Mídia Sem Máscara
Nivaldo Cordeiro | 30 Maio 2011
Artigos - Cultura
A modernidade só poderia vingar à custa daquilo que era mais sagrado.
No Quinto Ato do FAUSTO Goethe introduz a figura do Peregrino que, no meu modesto entendimento, não é outro que não o próprio autor. Goethe tinha plena consciência de que tinha, com o poema, feito o grande mergulho nas trevas e cantado o mal com o tom épico nunca antes ousado por outro homem. Até então os cultos de obras satânicas eram coisas de pessoas de baixa estatura intelectual, simplórios sem maiores cabedais artísticos e de erudição. O desfecho do poema se aproximava e a morte insólita do Peregrino é o presságio da própria morte do autor, que purgou assim a ousadia de elaborar o nefando, embora magnífico, cântico ao Microcosmo e a Dom Satã, o verdadeiro herói do livro. O Peregrino é introduzido na presença de Baucis e Filêmon, os velhos bondosos que resistiram ao avanço do mal. Eram a última ponta de bondade que permanecia nos chamados tempos modernos. Quem são os anciãos? O que simbolizam? Penso que são a personificação da tradição judaico-cristã, com seus valores e sua moral tida agora como démodé. Aqui o livro se torna profético. A Ação como princípio chega ao auge quando Fausto, no delírio de grandeza, manda Mefistófeles dar cabo ao problema, embora não quisesse, no fundo, o desfecho trágico. O trio ardeu na fogueira. Goethe outra coisa não viu que não a grande fogueira do século XX. O mais antigo, o hebreu, ardendo nos fornos que viriam.

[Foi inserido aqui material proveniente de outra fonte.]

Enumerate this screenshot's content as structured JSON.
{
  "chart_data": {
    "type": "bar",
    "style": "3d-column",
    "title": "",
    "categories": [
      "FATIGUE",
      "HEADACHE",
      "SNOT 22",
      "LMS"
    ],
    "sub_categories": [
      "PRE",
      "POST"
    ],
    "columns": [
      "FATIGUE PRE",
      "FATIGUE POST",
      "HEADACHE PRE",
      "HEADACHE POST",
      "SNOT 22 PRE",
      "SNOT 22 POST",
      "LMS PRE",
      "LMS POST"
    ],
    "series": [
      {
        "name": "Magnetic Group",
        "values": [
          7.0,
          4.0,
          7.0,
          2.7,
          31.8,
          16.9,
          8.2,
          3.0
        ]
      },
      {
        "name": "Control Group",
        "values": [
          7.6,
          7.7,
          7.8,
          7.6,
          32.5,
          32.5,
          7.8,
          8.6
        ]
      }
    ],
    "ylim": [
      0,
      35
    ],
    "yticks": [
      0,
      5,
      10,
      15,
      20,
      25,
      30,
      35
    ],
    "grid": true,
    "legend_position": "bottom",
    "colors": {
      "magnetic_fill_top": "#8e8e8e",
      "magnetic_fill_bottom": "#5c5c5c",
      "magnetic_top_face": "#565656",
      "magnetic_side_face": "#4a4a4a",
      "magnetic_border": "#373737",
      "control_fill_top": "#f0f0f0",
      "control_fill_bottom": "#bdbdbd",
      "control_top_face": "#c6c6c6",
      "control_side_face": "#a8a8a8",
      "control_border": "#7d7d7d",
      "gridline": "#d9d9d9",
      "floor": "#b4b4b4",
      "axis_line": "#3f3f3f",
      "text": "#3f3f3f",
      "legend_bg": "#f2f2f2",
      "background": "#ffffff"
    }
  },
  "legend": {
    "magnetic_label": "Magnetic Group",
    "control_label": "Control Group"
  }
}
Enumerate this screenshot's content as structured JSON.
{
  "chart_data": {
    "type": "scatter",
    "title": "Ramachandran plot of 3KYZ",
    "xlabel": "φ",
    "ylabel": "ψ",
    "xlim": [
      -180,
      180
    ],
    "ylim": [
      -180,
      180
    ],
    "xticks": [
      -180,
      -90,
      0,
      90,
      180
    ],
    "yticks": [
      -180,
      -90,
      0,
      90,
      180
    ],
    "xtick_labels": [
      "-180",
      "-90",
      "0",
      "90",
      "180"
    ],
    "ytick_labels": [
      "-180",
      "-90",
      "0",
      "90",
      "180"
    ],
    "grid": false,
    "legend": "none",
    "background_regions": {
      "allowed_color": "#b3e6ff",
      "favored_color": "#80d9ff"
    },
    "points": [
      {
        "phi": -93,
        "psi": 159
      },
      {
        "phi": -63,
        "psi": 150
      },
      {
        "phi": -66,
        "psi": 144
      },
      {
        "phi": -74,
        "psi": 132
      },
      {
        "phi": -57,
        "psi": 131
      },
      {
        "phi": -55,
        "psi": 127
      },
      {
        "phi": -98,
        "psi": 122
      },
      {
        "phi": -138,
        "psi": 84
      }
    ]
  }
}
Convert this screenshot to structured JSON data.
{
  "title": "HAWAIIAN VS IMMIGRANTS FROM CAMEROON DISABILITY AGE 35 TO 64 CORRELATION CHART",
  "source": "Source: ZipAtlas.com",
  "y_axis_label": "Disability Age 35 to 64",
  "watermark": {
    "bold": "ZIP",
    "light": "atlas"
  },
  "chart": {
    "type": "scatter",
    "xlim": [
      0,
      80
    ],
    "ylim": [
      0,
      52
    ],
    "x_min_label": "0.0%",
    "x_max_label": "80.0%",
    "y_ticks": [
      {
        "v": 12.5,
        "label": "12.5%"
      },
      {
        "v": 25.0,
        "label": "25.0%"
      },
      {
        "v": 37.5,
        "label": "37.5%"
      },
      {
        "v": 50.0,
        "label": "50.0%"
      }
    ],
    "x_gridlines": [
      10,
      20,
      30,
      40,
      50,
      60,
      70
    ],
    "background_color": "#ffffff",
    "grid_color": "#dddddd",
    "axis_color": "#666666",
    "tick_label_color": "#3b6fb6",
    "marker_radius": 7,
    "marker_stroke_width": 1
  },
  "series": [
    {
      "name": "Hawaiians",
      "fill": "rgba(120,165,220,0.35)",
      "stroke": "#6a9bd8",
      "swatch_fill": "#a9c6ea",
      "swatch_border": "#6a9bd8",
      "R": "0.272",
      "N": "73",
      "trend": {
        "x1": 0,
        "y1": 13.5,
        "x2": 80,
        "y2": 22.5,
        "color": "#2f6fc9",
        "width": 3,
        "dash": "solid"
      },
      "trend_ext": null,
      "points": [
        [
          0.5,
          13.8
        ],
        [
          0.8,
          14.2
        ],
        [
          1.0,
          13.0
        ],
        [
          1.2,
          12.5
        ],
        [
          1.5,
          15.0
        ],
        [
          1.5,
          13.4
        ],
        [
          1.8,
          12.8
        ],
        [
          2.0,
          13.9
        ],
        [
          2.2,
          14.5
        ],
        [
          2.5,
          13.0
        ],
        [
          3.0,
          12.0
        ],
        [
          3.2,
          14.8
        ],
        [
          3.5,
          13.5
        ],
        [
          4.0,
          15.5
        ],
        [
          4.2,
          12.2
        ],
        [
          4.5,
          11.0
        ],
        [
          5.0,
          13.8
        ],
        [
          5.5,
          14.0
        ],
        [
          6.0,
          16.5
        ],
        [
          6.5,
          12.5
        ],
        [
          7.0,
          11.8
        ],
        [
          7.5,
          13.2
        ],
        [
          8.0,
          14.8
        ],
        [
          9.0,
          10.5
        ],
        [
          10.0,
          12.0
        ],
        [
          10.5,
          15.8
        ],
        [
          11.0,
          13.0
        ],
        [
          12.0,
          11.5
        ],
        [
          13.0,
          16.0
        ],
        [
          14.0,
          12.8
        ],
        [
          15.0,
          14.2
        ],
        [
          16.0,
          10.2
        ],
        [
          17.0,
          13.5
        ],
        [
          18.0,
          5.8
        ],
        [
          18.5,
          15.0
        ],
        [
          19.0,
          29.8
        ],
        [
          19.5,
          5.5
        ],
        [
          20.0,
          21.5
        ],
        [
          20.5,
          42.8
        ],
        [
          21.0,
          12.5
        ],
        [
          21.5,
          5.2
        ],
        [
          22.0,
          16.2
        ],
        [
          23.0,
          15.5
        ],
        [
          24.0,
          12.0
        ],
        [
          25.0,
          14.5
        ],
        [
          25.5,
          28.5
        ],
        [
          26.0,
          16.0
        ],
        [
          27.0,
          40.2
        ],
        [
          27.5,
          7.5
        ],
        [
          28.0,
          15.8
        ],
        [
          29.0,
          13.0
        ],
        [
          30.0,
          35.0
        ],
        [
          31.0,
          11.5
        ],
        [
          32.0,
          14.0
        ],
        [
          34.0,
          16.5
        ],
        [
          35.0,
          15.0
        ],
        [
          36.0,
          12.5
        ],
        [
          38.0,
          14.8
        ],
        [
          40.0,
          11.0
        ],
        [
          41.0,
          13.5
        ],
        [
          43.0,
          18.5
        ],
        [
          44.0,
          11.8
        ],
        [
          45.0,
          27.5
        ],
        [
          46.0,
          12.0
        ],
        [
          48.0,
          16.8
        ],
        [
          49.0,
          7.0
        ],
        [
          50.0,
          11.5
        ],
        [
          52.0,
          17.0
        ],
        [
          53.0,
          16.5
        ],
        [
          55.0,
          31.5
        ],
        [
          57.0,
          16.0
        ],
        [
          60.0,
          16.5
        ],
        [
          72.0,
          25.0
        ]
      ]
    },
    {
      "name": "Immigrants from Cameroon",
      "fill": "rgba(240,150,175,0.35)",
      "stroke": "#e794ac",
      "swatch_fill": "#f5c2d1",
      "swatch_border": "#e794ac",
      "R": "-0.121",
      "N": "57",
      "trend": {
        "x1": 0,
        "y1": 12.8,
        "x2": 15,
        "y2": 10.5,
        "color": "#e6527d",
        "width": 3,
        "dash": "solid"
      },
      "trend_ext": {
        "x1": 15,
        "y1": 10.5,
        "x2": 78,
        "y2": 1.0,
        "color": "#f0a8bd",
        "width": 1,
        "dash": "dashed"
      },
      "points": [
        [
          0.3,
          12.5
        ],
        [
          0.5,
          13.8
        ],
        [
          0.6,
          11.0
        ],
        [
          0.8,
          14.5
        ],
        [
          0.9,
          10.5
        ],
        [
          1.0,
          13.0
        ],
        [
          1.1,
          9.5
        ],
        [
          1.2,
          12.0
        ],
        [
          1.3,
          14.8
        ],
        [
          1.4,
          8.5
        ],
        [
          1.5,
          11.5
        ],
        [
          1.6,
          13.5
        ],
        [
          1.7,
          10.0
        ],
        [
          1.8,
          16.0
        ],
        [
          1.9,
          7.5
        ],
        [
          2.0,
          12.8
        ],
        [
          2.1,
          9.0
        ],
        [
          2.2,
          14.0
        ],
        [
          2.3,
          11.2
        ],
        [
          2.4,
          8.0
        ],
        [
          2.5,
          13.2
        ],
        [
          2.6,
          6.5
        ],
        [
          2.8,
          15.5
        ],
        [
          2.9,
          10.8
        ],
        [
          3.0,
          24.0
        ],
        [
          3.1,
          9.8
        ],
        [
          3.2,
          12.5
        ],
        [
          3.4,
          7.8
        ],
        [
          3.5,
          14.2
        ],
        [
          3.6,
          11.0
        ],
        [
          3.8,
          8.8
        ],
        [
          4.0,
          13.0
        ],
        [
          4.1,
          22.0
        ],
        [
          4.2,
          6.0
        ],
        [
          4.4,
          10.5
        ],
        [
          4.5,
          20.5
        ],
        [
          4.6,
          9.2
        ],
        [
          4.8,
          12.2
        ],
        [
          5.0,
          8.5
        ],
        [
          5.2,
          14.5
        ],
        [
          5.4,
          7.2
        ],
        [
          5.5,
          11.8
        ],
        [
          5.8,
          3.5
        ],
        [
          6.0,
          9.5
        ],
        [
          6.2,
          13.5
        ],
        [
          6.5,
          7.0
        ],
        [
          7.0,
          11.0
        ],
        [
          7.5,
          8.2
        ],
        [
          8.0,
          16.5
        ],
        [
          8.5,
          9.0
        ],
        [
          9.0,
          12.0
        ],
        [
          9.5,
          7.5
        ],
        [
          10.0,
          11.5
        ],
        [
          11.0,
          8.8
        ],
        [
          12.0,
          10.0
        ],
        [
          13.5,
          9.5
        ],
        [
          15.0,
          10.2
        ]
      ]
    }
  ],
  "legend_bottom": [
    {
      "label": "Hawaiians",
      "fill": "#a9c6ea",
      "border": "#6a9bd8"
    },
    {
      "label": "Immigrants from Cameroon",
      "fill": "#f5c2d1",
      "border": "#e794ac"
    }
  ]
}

Os leitores marxistas de Goethe vêem aqui o élan capitalista do livro, quando na verdade se trata de uma questão teológica: o mal agindo e destruindo a própria tradição. Reduzir o trecho do poema ao materialismo-dialético é de uma tolice sem igual. Há muito mais aqui, a própria denúncia e profecia de todos os crimes cometidos pela modernidade. O ódio que Fausto nutre pelo casal, pelo toque de sinos e pelas tílias é o ódio a tudo que representa a tradição. Mefisto, ansioso pelo desfecho que se desenhava, não perde por esperar e estimula o construtor ambicioso:
"Que cerimônia, ora! E até quando?
Pois não está colonizando?
Há aqui a reminiscência dos crimes cometidos pela Europa nas novas terras descobertas, um paralelo óbvio. Colonizar é antes destruir o antigo. Só que aqui se coloniza o coração da própria Europa, que é o cristianismo e o judaísmo. A modernidade só poderia vingar à custa daquilo que era mais sagrado. Quem está colonizando tem a licença para destruir tudo, imolar, queimar. O paralelo que o próprio Goethe fez com a passagem bíblica do Primeiro Livro dos Reis (capítulo XXI), entre o rei Acab e Nabot, é mais do que evidente. Todos os mandamentos sagrados de respeito à vida e à propriedade são violados. Pois não está colonizando?
O lamento de Fausto será o lamento do povo alemão no século XX:
Fumo e vapor traz que lhe emana.
Mal ordenado, feito o mal!
Morre o Peregrino. Morrem o próprio personagem Fausto e seu autor, Goethe. É concluída a obra de uma vida inteira. O grande poema alemão é o cântico à tragédia da modernidade.